Namun, bila memang kantor cabang mau dipangkas separuhnya, mau dikemanakan para pegawai di kantor-kantor yang dipangkas itu? Maka memberikan program jabat tangan emas (golden handshake) dengan memberi iming-iming sejumlah uang yang besar, jauh di atas ketentuan Menteri Tenaga Kerja terkait kewajiban perusahaan yang mem-PHK karyawannya, bukan tidak mungkin menjadi pilihan bagi manajemen bank BUMN.

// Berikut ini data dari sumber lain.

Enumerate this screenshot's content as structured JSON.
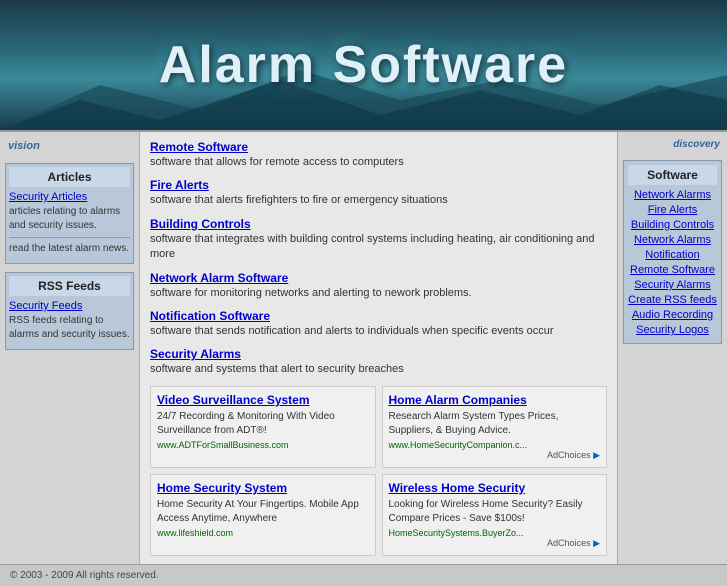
{
  "header": {
    "title": "Alarm Software"
  },
  "left_sidebar": {
    "logo": "vision",
    "articles_box": {
      "title": "Articles",
      "security_link": "Security Articles",
      "security_desc": "articles relating to alarms and security issues.",
      "news_text": "read the latest alarm news."
    },
    "rss_box": {
      "title": "RSS Feeds",
      "feeds_link": "Security Feeds",
      "feeds_desc": "RSS feeds relating to alarms and security issues."
    }
  },
  "center": {
    "items": [
      {
        "link": "Remote Software",
        "desc": "software that allows for remote access to computers"
      },
      {
        "link": "Fire Alerts",
        "desc": "software that alerts firefighters to fire or emergency situations"
      },
      {
        "link": "Building Controls",
        "desc": "software that integrates with building control systems including heating, air conditioning and more"
      },
      {
        "link": "Network Alarm Software",
        "desc": "software for monitoring networks and alerting to nework problems."
      },
      {
        "link": "Notification Software",
        "desc": "software that sends notification and alerts to individuals when specific events occur"
      },
      {
        "link": "Security Alarms",
        "desc": "software and systems that alert to security breaches"
      }
    ],
    "ads": [
      {
        "title": "Video Surveillance System",
        "text": "24/7 Recording & Monitoring With Video Surveillance from ADT®!",
        "url": "www.ADTForSmallBusiness.com",
        "show_adchoices": false
      },
      {
        "title": "Home Alarm Companies",
        "text": "Research Alarm System Types Prices, Suppliers, & Buying Advice.",
        "url": "www.HomeSecurityCompanion.c...",
        "show_adchoices": true
      },
      {
        "title": "Home Security System",
        "text": "Home Security At Your Fingertips. Mobile App Access Anytime, Anywhere",
        "url": "www.lifeshield.com",
        "show_adchoices": false
      },
      {
        "title": "Wireless Home Security",
        "text": "Looking for Wireless Home Security? Easily Compare Prices - Save $100s!",
        "url": "HomeSecuritySystems.BuyerZo...",
        "show_adchoices": true
      }
    ]
  },
  "right_sidebar": {
    "logo": "discovery",
    "software_box": {
      "title": "Software",
      "links": [
        "Network Alarms",
        "Fire Alerts",
        "Building Controls",
        "Network Alarms",
        "Notification",
        "Remote Software",
        "Security Alarms",
        "Create RSS feeds",
        "Audio Recording",
        "Security Logos"
      ]
    }
  },
  "footer": {
    "text": "© 2003 - 2009 All rights reserved."
  }
}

Biasanya para pegawai yang ditawari program jabat tangan emas itu akan tergiur, merasa akan mampu berinvestasi dari uang yang diterima. Tapi dari pengalaman saat krisis moneter 1998 dulu, banyak di antara mereka yang dapat rezeki nomplok itu, dalam waktu relatif singkat sudah tak berbekas lagi uangnya.
Maka terhadap rencana bank-bank milik negara tersebut, sebaiknya tidak dilakukan secara drastis, mungkin bisa dimulai cukup dengan memangkas 5 persen kantor cabang saja. Itupun sebaiknya di kota-kota besar yang memang selama ini sebuah bank bisa punya kantor yang berdekatan jaraknya.Â
Terhadap karyawan di cabang yang terkena pemangkasan itu, diberikan pelatihan agar mampu bekerja menggarap bisnis perbankan lainnya yang selama ini belum tergarap secara maksimal, seperti membiayai para pelaku usaha di bidang pertanian, perikanan, sektor ekonomi kreatif, dan sebagainya.